他补充道:“当然,我可以帮你向上级申请,但得事前提醒你...引渡必须要有证据,否则在我国法律上是不允许的。”
“现在这个张次训是正经的菲律宾公民,有合法的身份、稳定工作,还有固定的住址,我们不能私下里把他交给你们,那是违法的。”
“我明白。”
别说菲律宾,就说韩半岛。
光李武哲知道的,想要从韩半岛引渡人犯,需要大量证据支持,还需要足够多的各部门的手续,两国司法部门还得反复沟通,走很长的流程。

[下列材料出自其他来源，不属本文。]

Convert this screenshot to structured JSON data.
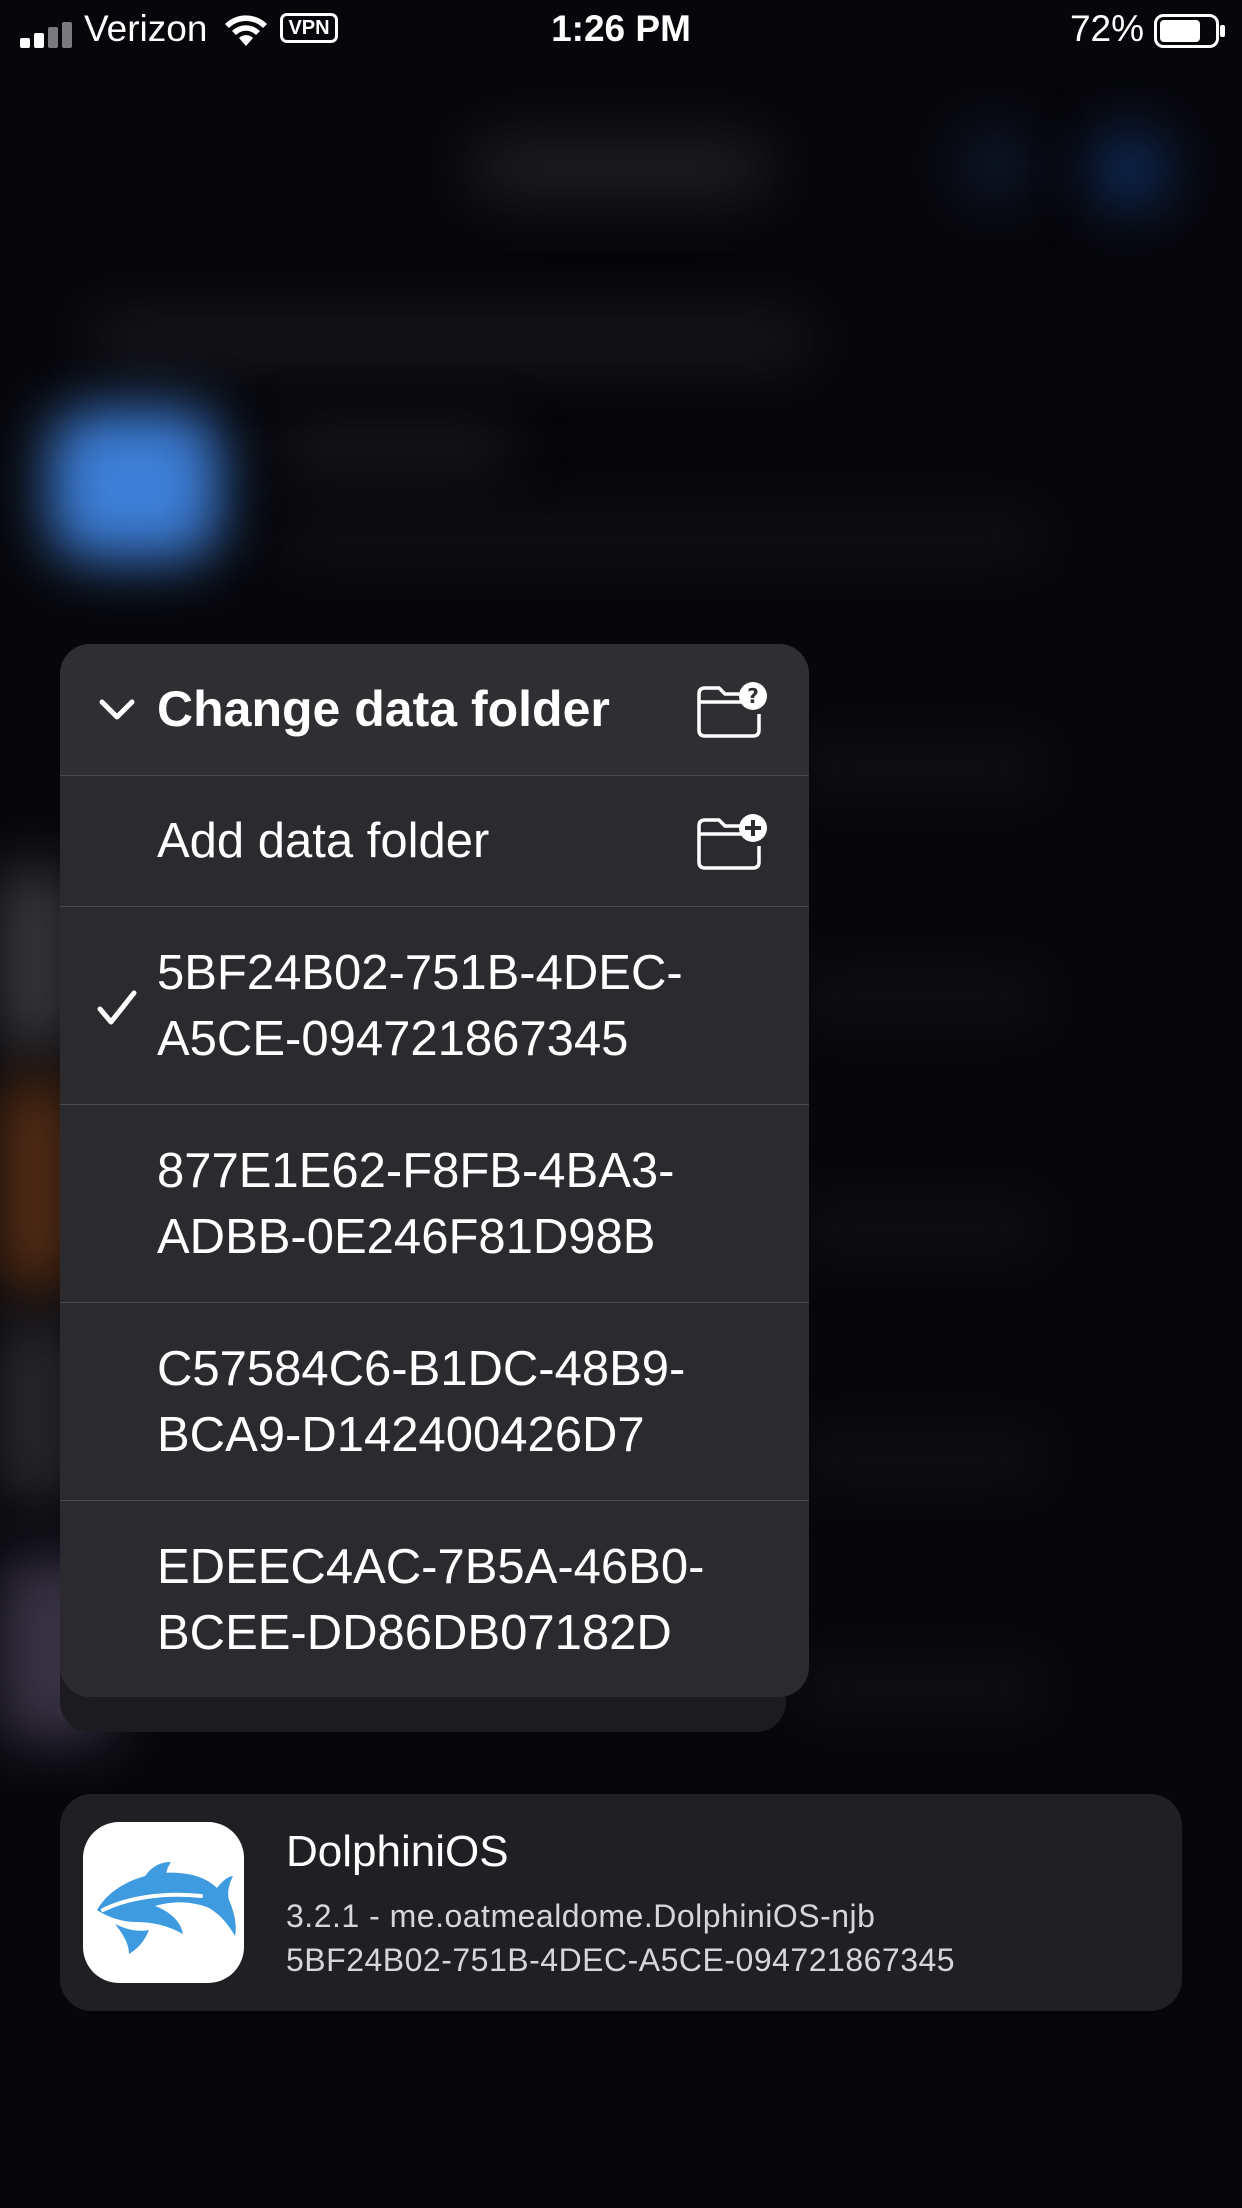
{
  "status_bar": {
    "carrier": "Verizon",
    "vpn": "VPN",
    "time": "1:26 PM",
    "battery_percent": "72%"
  },
  "menu": {
    "header_label": "Change data folder",
    "header_icon": "folder-question-icon",
    "add_label": "Add data folder",
    "add_icon": "folder-plus-icon",
    "folders": [
      {
        "id_line1": "5BF24B02-751B-4DEC-",
        "id_line2": "A5CE-094721867345",
        "selected": true
      },
      {
        "id_line1": "877E1E62-F8FB-4BA3-",
        "id_line2": "ADBB-0E246F81D98B",
        "selected": false
      },
      {
        "id_line1": "C57584C6-B1DC-48B9-",
        "id_line2": "BCA9-D142400426D7",
        "selected": false
      },
      {
        "id_line1": "EDEEC4AC-7B5A-46B0-",
        "id_line2": "BCEE-DD86DB07182D",
        "selected": false
      }
    ]
  },
  "app_card": {
    "name": "DolphiniOS",
    "version_line": "3.2.1 - me.oatmealdome.DolphiniOS-njb",
    "container_id": "5BF24B02-751B-4DEC-A5CE-094721867345",
    "icon": "dolphin-icon"
  },
  "colors": {
    "background": "#07070b",
    "menu_bg": "#2b2b2f",
    "card_bg": "#1f1f24",
    "icon_blue": "#3f9be0"
  }
}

“桑托斯,你只需要把这件事提出来,让你们上级知道我们有这个诉求就可以。”
“至于证据...金正智就是最重要的证人,我们会让他开口的。”
桑托斯看看李武哲。
“好。”
他也相信,只要证据确凿,他们上级没有理由拒绝,两国关系这么好,总统月底就要访问韩半岛...
这点面子,总还是要给的。
“那桑托斯警官,正义..就拜托你了。”
在李武哲离开时,桑托斯有些愣神。
正义?
真的假的?
做了这些年警察,甚至做到这个级别,桑托斯很少见到这样的人。
信不信是一回事,能主动说出来...就已经很厉害了。
张次训的引渡问题,或许要等到李武哲回国之后,让外交部来商议了,现在主要还是走金正智这案的流程。
在等待流程的几天中,李武哲在马尼拉见到了最近一直在忙碌的韩半岛驻菲外交官。
约见的地方在马尼拉市中心一栋很漂亮的办公楼,他们出示了证件,才见到约他们过来的外交官。
外交官姓白,叫白锡照,四十多岁,正值壮年,穿着一件白色的短袖衬衫。
他见到李武哲的时候,表现得很是热情。
“李部长,辛苦了!”
他请李武哲在沙发上坐下,自己则坐在对面,双手交叠放在膝盖上,身体微微前倾,似在道歉,又像在解释。
“李部长,实在抱歉,”外交官并不觉得自己地位有多高,比起李武哲,他的地位并不算什么,外交官终究是要回国的。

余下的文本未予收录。